A. Yes, I left my dad, my mom, two sisters and brothers. I left my grandparents and most of my relatives there, too. I felt really lonely. You miss home, you miss parents. Sometimes at night you want to cry. Sometimes you question yourself. What are you trading for freedom when you sacrifice your parents? You leave your soul to God – either protect me and give me what I want, or take my soul away.

Q. Did you ever see your family again?

A. Yes. In 1995, the government sponsored my dad to come over to the United States. We had a family reunion together. Now my parents are living with me. The government really took care of them.

Q. Do you think about how your life would be if you were still in Vietnam?

A. If I was still there, I probably couldn’t go anywhere. I couldn’t do what my dream is to do. If you have a dream there, you cannot do it. America is a dream country. If I wanted to open a shop there, like Goodyear, I could not do that in Vietnam. The government controls you, instead of you doing what you want to. I would probably farm rice or fish.

Q. How would you describe your life right now?

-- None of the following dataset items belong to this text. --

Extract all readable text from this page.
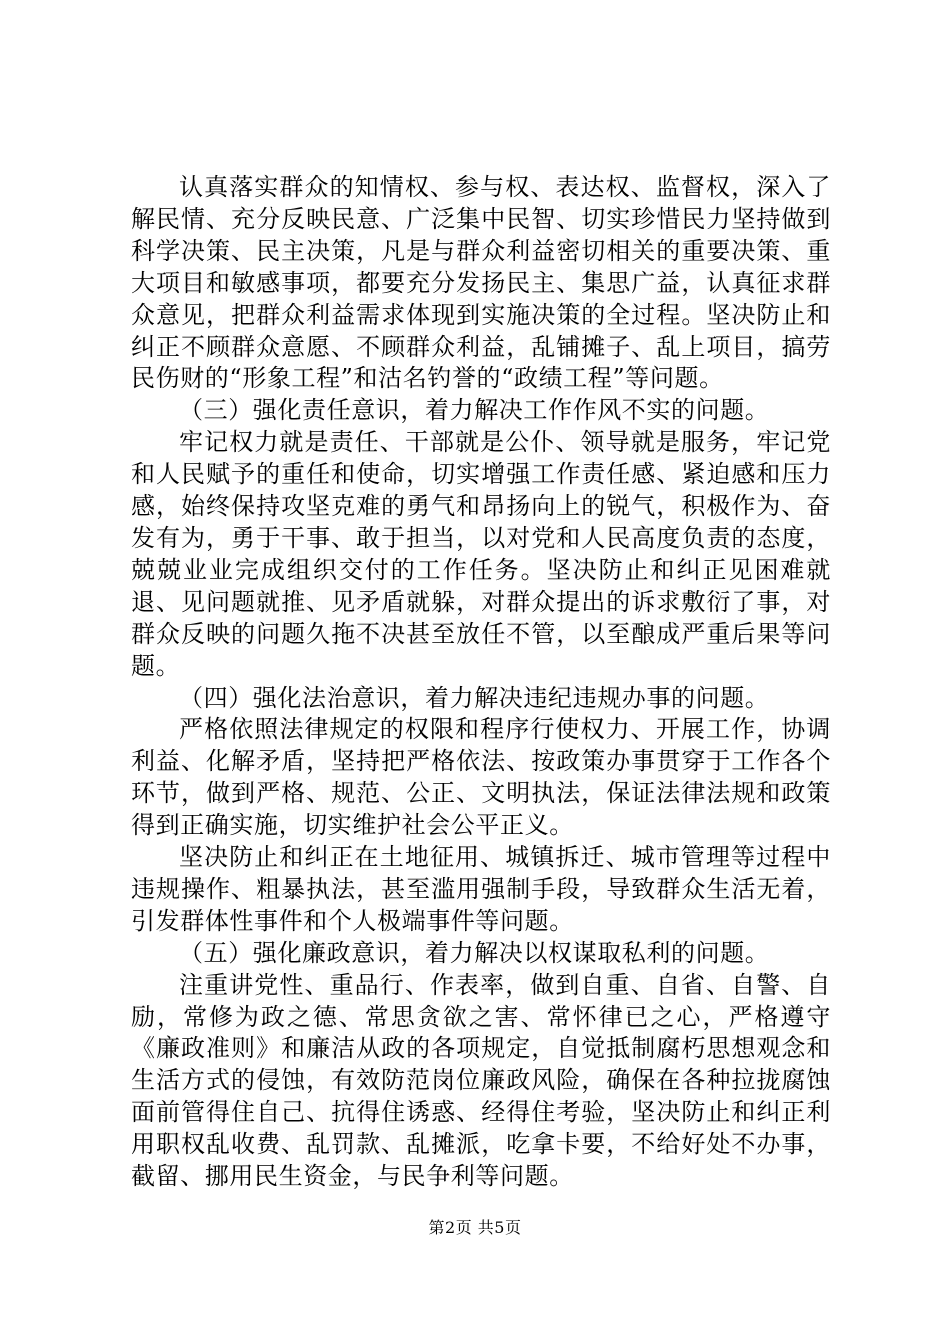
认真落实群众的知情权、参与权、表达权、监督权，深入了解民情、充分反映民意、广泛集中民智、切实珍惜民力坚持做到科学决策、民主决策，凡是与群众利益密切相关的重要决策、重大项目和敏感事项，都要充分发扬民主、集思广益，认真征求群众意见，把群众利益需求体现到实施决策的全过程。坚决防止和纠正不顾群众意愿、不顾群众利益，乱铺摊子、乱上项目，搞劳民伤财的“形象工程”和沽名钓誉的“政绩工程”等问题。

（三）强化责任意识，着力解决工作作风不实的问题。

牢记权力就是责任、干部就是公仆、领导就是服务，牢记党和人民赋予的重任和使命，切实增强工作责任感、紧迫感和压力感，始终保持攻坚克难的勇气和昂扬向上的锐气，积极作为、奋发有为，勇于干事、敢于担当，以对党和人民高度负责的态度，兢兢业业完成组织交付的工作任务。坚决防止和纠正见困难就退、见问题就推、见矛盾就躲，对群众提出的诉求敷衍了事，对群众反映的问题久拖不决甚至放任不管，以至酿成严重后果等问题。

（四）强化法治意识，着力解决违纪违规办事的问题。

严格依照法律规定的权限和程序行使权力、开展工作，协调利益、化解矛盾，坚持把严格依法、按政策办事贯穿于工作各个环节，做到严格、规范、公正、文明执法，保证法律法规和政策得到正确实施，切实维护社会公平正义。

坚决防止和纠正在土地征用、城镇拆迁、城市管理等过程中违规操作、粗暴执法，甚至滥用强制手段，导致群众生活无着，引发群体性事件和个人极端事件等问题。

（五）强化廉政意识，着力解决以权谋取私利的问题。

注重讲党性、重品行、作表率，做到自重、自省、自警、自励，常修为政之德、常思贪欲之害、常怀律已之心，严格遵守《廉政准则》和廉洁从政的各项规定，自觉抵制腐朽思想观念和生活方式的侵蚀，有效防范岗位廉政风险，确保在各种拉拢腐蚀面前管得住自己、抗得住诱惑、经得住考验，坚决防止和纠正利用职权乱收费、乱罚款、乱摊派，吃拿卡要，不给好处不办事，截留、挪用民生资金，与民争利等问题。

第2页 共5页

A. Incredible. I thank God. He gave me my dream. You do what you want and when God gives you a dream you’ve got to understand that sometimes other people are in your same situation. Don’t judge people by how they look but by their insides.

Q. Do you have any children?

A. I have one son. He’s 4 years old. He is a miracle kid. He was born 1 pound, 10 ounces. He stayed in the hospital for five months before he was four pounds. I have to thank God. Without my mom to take care of him, he would not have survived. Thanks to my mom and my dad. They sacrificed and stayed home with my kid.

How’s business?

A. It’s been pretty successful. My business has increased by 50 percent over last year. My business thrives off of word-of-mouth.